Die Beklagte zu 1) hat unbestritten vorgetragen, daß die bei dem Unfall beschädigte Kraftdroschke auch als Privatfahrzeug benutzt wird. Der vom Kläger hervorgehobene Umstand, daß die Beklagte zu 1) die Kraftdroschke steuerlich voll als gewerbliches Fahrzeug behandelt, schließt die Zubilligung einer Nutzungsausfallentschädigung nicht aus. Er kann lediglich als Indiz dafür gelten, daß die Kraftdroschke rein gewerblich genutzt wird – was hier unstreitig nicht der Fall ist – und kann bei der Berechnung des zuzubilligenden Anteils der Nutzungsausfallentschädigung Berücksichtigung finden. Zutreffend geht nämlich die Beklagte zu 1) selbst davon aus, daß angesichts der gewerblichen Verwendung der Kraftdroschke die volle Nutzungsausfallentschädigung nicht in Betracht kommt. Dieser Anspruch soll den zeitweisen Verlust der vermögenswerten Nutzungsmöglichkeit eines Privatwagens ausgleichen (vgl BGHZ 40 S 349; 45 S 215; 56 S 216). Einer der für die Zubilligung und Bemessung dieses Anspruchs maßgeblichen Gesichtspunkte ist die Überlegung, daß die vom Eigentümer aufzubringenden Generalunkosten (Versicherung, Steuer, Garagenmiete, Verzinsung und Abschreibung des Anlagekapitals) während der Gebrauchsmöglichkeit des Wagens „leer laufen“ und hierfür ein Ausgleich gewährt werden soll (vgl BGHZ 45 S 220, 221). Daraus rechtfertigt es sich, bei einem nur teilweise privat genutzten Fahrzeug neben der Entschädigung für den Verdienstausfall nur einen Anteil der sonst zuzubilligenden Nutzungsausfallentschädigung als Schadensersatz zuzusprechen; denn hinsichtlich des gewerblichen Nutzungsanteils werden die Generalaufwendungen im Rahmen der Verdienstausfallberechnung mit berücksichtigt.

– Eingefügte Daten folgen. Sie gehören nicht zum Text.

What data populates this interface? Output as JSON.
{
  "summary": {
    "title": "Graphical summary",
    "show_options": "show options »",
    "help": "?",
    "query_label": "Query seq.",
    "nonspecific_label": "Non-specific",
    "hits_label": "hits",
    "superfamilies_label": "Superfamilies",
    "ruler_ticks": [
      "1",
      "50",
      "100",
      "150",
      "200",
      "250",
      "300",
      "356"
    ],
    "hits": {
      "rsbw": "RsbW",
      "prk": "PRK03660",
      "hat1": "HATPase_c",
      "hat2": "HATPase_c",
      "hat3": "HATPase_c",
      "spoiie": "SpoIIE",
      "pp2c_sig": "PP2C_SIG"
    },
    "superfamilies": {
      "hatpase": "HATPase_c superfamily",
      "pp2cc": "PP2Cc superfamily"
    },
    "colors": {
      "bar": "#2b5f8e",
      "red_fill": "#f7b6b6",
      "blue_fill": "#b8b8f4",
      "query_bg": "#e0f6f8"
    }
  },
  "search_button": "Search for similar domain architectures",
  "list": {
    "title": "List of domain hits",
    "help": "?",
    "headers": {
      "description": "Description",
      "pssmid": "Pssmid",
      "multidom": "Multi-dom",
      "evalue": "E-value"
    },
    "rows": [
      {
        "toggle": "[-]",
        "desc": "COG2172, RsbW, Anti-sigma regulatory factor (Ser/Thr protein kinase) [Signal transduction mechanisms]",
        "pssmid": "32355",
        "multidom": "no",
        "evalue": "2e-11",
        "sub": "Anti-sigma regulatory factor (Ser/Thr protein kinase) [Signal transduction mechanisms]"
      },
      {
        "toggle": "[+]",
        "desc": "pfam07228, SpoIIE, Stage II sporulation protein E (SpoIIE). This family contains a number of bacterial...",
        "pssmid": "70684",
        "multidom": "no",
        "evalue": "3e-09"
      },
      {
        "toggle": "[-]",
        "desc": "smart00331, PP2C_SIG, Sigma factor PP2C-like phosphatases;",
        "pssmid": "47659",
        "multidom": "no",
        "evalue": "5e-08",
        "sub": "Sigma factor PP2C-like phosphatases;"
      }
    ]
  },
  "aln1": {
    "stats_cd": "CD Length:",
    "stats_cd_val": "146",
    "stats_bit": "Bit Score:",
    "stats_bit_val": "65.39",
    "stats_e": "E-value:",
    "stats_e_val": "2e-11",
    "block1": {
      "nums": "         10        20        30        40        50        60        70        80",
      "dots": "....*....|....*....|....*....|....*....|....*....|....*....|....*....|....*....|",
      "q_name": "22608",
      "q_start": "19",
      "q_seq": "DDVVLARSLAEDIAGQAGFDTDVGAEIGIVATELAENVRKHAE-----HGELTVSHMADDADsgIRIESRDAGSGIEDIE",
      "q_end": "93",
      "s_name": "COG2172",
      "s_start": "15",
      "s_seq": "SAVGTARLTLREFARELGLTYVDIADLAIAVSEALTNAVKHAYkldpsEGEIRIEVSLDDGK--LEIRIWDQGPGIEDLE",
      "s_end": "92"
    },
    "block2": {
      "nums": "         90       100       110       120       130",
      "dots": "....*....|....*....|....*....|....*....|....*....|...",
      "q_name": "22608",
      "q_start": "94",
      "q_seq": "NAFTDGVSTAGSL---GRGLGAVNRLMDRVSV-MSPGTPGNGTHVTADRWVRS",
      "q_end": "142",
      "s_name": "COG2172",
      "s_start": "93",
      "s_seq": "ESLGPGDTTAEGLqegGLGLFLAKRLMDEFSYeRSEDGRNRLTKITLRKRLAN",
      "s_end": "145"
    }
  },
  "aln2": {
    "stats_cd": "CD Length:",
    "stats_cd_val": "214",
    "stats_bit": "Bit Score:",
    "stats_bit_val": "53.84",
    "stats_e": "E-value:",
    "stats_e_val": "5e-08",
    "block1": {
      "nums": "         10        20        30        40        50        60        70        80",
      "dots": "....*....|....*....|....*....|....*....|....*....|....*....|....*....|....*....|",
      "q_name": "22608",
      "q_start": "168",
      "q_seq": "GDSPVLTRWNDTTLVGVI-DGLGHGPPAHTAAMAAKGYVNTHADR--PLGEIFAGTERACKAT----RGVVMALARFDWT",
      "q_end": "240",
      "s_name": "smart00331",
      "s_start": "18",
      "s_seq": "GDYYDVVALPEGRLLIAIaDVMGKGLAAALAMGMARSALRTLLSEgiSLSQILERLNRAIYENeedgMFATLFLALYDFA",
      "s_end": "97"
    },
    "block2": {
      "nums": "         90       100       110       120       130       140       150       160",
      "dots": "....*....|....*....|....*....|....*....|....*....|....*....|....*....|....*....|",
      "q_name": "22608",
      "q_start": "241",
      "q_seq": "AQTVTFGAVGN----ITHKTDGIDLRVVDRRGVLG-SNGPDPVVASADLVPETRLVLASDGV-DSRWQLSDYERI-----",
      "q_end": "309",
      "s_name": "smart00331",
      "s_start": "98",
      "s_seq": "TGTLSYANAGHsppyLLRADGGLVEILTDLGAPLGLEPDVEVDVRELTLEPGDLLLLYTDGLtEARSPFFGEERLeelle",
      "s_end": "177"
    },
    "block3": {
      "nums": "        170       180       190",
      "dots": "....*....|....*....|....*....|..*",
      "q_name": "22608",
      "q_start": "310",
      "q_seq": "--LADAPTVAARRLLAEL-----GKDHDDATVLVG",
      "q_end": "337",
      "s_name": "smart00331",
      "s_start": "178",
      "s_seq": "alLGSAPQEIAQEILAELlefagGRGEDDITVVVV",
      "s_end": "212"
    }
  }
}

Der von der Beklagten zu 1) in Ansatz gebrachte Anteil von 50% der vollen Nutzungsausfallentschädigung, die rechnerisch zwischen den Parteien nicht mehr im Streit ist, erscheint dem Senat angemessen (§ 287 Abs 1 ZPO), so daß der Schadensberechnung der Betrag von 324,– DM zugrunde zu legen ist.

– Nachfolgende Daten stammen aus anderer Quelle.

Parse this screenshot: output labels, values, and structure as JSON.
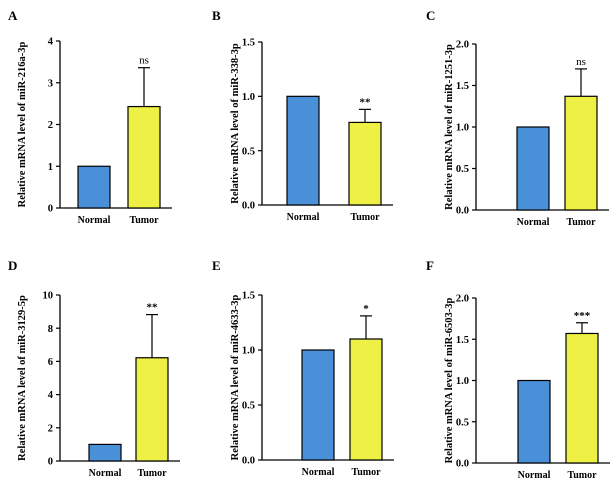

Der Kläger beruft sich ohne Erfolg darauf, daß die Beklagte zu 1) unstreitig von ihrer Kaskoversicherung einen Betrag von 3.150,– DM auf den Fahrzeugschaden erhalten hat. Die Beklagte zu 1) braucht sich diese Zahlung auf ihre Schadensersatzforderung nicht anrechnen zu lassen. Ihr Kraftfahrzeugschaden betrug 5.320,– DM. Hiervon erhält sie lediglich ein Viertel, also 1.330,– DM, vom Kläger ersetzt. Dieser Betrag übersteigt nicht den nach Abzug der Kaskozahlung verbleibenden Restschaden von 2.170,– DM. Ein Quotenvorrecht der Versicherung ist hier nicht gegeben (§ 67 Abs 1 Satz 2 VVG).

Die Beklagte zu 1) kann hiernach ein Viertel des von ihr in der Berufungsbegründung zutreffend mit 9.103,50 DM berechneten Gesamtschadens, also 2.275,88 DM, ersetzt verlangen. Der Betrag ist gemäß § 288 Abs 1 BGB seit dem 13. Juni 1974 zu verzinsen, da die Haftpflichtversicherung des Klägers unstreitig vorgerichtlich zur Zahlung bis 12. Juni 1974 aufgefordert worden ist.